Led by Philadelphia attorney Matthew Archambeault, the lawyers contend that BCRC's state license authorizes residential treatment at the facility in Leesport for children who are delinquent or awaiting a juvenile court finding of delinquency.

"The problem," the advocates wrote in a letter delivered Tuesday to the office of state Attorney General Kathleen Kane, "is that none of the [immigrant] children . . . are delinquent. . . . They are all refugees seeking asylum here in the United States."

The facility has been operating for more than a decade, but the issue became more pressing after last summer's wave of undocumented children into the country. What was typically a stay of days or weeks has for some become months of confinement.

No immigrant child there, according to the letter, committed an act that would lead to a finding of delinquency under Pennsylvania law. Rather, they are typically charged with the offense of illegally entering the United States. The letter asks Kane to investigate "the unlawful imprisonment of hundreds of children over the last several years."

Copies were also sent to state and federal officials, including Gov. Wolf.

Kane spokeswoman Carolyn Myers said the office is reviewing the claims.

Typically, children housed at Berks were arrested at the southern border and shipped to Pennsylvania by U.S. Immigration and Customs Enforcement (ICE). Such centers "are an important part" of the government's response to last summer's spike in illegal migration, said ICE-Philadelphia spokeswoman Sarah Maxwell. She called them "an effective and humane alternative for maintaining family unity as families go through immigration proceedings or await return to their home countries."

The 85-bed Berks facility opened in March 2001 and is among three family residential centers maintained by ICE. The others are in Texas. All have been targets of immigrant rights groups, which contend it is inhumane to confine families when compliance with a notice to appear in immigration court can be accomplished by less restrictive means, including supervised release or electronic monitoring.

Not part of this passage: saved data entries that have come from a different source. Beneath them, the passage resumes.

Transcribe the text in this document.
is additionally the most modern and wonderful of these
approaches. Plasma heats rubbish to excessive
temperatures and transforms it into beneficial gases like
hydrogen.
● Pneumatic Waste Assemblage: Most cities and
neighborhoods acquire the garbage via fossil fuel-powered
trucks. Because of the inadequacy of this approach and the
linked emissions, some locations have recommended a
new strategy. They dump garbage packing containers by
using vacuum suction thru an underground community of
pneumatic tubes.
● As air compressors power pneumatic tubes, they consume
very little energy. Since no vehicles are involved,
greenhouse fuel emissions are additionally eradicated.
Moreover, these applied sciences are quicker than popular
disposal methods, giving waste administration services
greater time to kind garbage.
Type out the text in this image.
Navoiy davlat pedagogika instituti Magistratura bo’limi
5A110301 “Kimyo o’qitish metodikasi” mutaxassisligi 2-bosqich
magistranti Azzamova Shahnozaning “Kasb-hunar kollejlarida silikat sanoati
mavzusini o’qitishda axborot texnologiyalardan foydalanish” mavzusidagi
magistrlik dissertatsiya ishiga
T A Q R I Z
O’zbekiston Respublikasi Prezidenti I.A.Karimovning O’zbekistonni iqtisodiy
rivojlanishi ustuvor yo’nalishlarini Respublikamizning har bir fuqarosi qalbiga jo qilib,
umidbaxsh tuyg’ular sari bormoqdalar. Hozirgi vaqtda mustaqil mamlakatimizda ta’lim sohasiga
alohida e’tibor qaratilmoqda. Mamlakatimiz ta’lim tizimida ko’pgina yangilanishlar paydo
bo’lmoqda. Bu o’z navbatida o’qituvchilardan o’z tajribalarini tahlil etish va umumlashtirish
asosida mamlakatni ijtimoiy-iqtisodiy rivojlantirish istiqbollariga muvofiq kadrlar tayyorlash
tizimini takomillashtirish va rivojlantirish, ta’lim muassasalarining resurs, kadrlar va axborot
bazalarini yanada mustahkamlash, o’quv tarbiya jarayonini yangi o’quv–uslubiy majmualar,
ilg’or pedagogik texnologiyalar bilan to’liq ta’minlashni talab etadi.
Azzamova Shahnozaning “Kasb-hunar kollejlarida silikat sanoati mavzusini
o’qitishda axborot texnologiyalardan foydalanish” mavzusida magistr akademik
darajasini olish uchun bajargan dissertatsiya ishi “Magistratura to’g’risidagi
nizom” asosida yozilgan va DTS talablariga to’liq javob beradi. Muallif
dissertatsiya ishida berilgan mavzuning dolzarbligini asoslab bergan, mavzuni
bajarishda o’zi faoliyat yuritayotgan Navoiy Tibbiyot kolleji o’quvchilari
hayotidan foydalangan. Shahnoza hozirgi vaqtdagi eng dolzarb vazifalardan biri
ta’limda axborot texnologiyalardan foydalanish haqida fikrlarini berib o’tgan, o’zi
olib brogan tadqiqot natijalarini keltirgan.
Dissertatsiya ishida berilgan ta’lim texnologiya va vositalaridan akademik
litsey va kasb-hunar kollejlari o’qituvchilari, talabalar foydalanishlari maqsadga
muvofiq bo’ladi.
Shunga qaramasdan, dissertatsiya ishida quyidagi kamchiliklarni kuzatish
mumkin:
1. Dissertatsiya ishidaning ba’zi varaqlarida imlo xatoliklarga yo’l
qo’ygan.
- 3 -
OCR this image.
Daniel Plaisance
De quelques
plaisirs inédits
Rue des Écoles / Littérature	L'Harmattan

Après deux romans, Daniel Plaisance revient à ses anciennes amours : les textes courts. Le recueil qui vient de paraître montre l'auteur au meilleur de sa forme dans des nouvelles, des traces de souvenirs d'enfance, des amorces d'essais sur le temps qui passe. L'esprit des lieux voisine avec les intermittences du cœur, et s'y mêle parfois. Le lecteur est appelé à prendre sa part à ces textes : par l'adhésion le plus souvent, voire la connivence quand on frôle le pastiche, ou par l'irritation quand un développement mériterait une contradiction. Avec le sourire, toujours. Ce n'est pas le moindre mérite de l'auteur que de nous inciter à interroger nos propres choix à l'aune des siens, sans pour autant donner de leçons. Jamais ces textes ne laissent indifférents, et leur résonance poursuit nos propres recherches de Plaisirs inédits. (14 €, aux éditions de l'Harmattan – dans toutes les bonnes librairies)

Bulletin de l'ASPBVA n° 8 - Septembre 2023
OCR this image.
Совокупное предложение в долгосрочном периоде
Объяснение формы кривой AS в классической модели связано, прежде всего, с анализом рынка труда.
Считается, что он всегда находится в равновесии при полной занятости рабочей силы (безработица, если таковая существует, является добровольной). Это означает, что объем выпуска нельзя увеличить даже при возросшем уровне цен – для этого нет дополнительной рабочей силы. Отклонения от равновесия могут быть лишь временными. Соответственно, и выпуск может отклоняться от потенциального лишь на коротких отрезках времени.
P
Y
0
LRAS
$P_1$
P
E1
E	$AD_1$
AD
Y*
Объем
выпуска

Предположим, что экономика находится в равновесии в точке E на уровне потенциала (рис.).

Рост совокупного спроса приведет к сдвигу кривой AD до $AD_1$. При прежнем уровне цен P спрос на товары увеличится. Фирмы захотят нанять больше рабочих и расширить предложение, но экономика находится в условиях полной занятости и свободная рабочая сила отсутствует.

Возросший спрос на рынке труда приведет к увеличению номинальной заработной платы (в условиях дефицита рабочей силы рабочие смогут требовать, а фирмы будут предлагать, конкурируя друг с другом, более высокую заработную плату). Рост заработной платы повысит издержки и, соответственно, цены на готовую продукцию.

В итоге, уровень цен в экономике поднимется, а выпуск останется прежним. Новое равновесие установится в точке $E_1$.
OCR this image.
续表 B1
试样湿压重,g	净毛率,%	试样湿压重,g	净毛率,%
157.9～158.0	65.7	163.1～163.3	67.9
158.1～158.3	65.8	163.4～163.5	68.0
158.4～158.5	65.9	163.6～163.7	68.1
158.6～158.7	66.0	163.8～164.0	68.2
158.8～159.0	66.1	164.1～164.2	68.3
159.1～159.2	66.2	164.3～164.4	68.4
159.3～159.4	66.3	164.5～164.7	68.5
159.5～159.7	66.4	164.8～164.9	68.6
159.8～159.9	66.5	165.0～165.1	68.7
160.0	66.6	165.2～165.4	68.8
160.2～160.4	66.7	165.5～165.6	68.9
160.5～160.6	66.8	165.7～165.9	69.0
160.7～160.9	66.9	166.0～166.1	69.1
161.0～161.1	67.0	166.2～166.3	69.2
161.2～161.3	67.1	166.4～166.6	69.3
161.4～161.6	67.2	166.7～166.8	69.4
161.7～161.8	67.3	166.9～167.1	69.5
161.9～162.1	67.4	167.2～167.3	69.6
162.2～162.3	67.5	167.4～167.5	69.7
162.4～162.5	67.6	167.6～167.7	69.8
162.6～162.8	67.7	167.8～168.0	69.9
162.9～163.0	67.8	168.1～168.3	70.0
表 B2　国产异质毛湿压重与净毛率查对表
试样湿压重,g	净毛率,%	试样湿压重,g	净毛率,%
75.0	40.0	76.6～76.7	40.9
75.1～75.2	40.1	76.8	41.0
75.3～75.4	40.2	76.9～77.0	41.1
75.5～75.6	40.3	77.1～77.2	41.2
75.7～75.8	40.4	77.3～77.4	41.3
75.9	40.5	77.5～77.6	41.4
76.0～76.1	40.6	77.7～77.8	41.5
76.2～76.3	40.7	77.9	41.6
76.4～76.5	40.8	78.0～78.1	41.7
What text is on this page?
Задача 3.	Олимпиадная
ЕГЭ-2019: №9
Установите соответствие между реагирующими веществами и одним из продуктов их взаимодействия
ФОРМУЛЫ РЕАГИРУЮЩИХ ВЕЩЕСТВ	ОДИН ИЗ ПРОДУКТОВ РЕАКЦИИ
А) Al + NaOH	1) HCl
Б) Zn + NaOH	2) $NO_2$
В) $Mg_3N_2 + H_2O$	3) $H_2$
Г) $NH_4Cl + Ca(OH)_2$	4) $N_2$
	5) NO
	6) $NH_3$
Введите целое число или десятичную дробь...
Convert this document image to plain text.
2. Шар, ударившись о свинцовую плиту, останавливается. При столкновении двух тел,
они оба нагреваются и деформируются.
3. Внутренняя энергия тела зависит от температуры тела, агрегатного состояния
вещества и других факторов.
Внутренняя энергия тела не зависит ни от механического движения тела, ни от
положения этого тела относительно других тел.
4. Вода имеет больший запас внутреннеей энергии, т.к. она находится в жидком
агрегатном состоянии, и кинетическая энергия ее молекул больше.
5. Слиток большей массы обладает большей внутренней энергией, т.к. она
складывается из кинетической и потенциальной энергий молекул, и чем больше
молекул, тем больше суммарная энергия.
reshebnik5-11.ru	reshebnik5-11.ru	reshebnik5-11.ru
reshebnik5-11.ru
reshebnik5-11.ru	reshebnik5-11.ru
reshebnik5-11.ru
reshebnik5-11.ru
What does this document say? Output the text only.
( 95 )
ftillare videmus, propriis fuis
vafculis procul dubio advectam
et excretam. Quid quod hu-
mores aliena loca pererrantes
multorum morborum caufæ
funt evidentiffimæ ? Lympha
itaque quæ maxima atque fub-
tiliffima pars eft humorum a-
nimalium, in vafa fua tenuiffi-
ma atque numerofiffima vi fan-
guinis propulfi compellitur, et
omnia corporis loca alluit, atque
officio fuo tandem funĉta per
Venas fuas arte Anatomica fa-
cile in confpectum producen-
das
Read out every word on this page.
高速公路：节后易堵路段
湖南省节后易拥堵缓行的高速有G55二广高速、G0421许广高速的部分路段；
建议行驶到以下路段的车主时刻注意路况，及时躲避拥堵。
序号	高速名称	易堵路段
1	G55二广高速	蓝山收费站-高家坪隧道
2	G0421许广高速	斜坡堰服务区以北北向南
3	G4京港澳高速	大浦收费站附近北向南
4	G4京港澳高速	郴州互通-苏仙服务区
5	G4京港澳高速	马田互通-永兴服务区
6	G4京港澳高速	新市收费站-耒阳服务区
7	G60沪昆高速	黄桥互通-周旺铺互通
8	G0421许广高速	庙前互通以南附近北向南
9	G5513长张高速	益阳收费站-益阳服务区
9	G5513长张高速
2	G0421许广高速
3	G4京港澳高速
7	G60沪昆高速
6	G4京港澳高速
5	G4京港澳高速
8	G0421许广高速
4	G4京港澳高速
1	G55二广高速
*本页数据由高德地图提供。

According to Berks' mission statement, the facility provides education for the children as well as family medical and mental health care. Its director, Diane Edwards, did not respond to calls seeking comment.

Before last summer's illegal influx of tens of thousands of mostly Central American children, the Berks center typically housed mothers and children for brief stays while ICE worked to place them with family in the United States while their immigration cases proceeded.

Archambeault and his colleagues faulted "a change in policy in which ICE has refused release of these refugees and has begun to hold them in long-term detention." Eight to 10 months of detention "is not unheard of any longer," he wrote.

Archambeault said he is raising these questions now because they are timely, and because BCRC is due to double its capacity later this year.